A pedido de alunos, a Defensoria Pública da União (DPU) move desde março uma ação civil pública na qual pede que os estudantes possam frequentar aulas no tradicional campus do Rio, por falta de condições adequadas em Macaé.
Faltam peças molhadas para as aulas práticas de Patologia e Anatomia, a maioria das matérias de Medicina são conjuntas com Nutrição e Enfermagem, não há laboratórios, as aulas práticas são precárias e escassas e os hospitais na cidade não estão habilitados a orientar os alunos.

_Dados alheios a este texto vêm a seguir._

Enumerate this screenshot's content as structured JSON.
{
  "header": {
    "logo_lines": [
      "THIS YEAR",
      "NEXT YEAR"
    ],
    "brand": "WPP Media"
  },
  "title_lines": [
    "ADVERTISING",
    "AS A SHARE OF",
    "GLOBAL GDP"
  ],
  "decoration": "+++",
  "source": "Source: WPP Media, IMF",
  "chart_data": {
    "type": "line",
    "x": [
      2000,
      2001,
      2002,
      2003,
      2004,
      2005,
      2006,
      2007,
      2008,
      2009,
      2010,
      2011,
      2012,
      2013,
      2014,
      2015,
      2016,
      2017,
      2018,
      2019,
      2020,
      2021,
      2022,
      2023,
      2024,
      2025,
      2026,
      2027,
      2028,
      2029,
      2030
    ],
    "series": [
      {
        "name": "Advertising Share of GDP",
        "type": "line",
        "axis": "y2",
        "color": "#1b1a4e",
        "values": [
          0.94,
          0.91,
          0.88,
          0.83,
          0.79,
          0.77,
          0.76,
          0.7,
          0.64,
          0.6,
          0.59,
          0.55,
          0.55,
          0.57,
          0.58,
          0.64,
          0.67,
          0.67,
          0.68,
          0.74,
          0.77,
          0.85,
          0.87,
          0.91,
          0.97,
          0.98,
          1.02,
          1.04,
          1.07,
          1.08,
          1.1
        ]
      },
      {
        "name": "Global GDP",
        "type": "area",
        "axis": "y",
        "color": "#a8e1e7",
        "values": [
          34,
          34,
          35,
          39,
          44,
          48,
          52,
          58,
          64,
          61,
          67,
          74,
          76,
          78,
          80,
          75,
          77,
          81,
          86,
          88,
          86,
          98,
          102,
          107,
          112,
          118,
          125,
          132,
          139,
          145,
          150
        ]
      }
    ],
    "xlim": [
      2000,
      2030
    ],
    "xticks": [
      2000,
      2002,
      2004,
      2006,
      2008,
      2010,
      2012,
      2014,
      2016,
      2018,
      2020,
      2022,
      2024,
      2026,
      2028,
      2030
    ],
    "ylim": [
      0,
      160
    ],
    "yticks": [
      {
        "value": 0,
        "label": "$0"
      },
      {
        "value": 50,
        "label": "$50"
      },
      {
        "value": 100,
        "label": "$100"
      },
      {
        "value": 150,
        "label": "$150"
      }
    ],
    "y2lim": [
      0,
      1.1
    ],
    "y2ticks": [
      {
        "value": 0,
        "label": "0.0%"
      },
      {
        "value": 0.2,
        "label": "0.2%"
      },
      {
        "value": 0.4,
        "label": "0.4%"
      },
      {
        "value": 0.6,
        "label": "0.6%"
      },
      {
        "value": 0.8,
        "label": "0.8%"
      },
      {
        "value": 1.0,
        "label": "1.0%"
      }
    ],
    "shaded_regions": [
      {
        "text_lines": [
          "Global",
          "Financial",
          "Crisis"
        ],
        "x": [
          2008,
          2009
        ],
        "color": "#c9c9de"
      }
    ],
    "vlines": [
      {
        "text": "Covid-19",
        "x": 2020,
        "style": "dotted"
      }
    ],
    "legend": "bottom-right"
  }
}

Além disso, faltam professores médicos e com mestrado e doutorado. Dos 14 que tinham esses títulos no início do curso, há pouco mais de dois anos, restam apenas quatro. Os demais abandonaram o curso. Os estudantes também têm feito o mesmo, às vezes antes mesmo de entrar, diante da má-fama. Na turma de 30 aprovados para começar em março, só 19 se matricularam; restam 12 atualmente. No quarto período, sobraram 12 dos 30 alunos que iniciaram a faculdade. Muitos estudantes pediram transferência, mobilidade acadêmica (transferência, por no máximo um ano e meio), prestaram novo vestibular ou pensam em sair.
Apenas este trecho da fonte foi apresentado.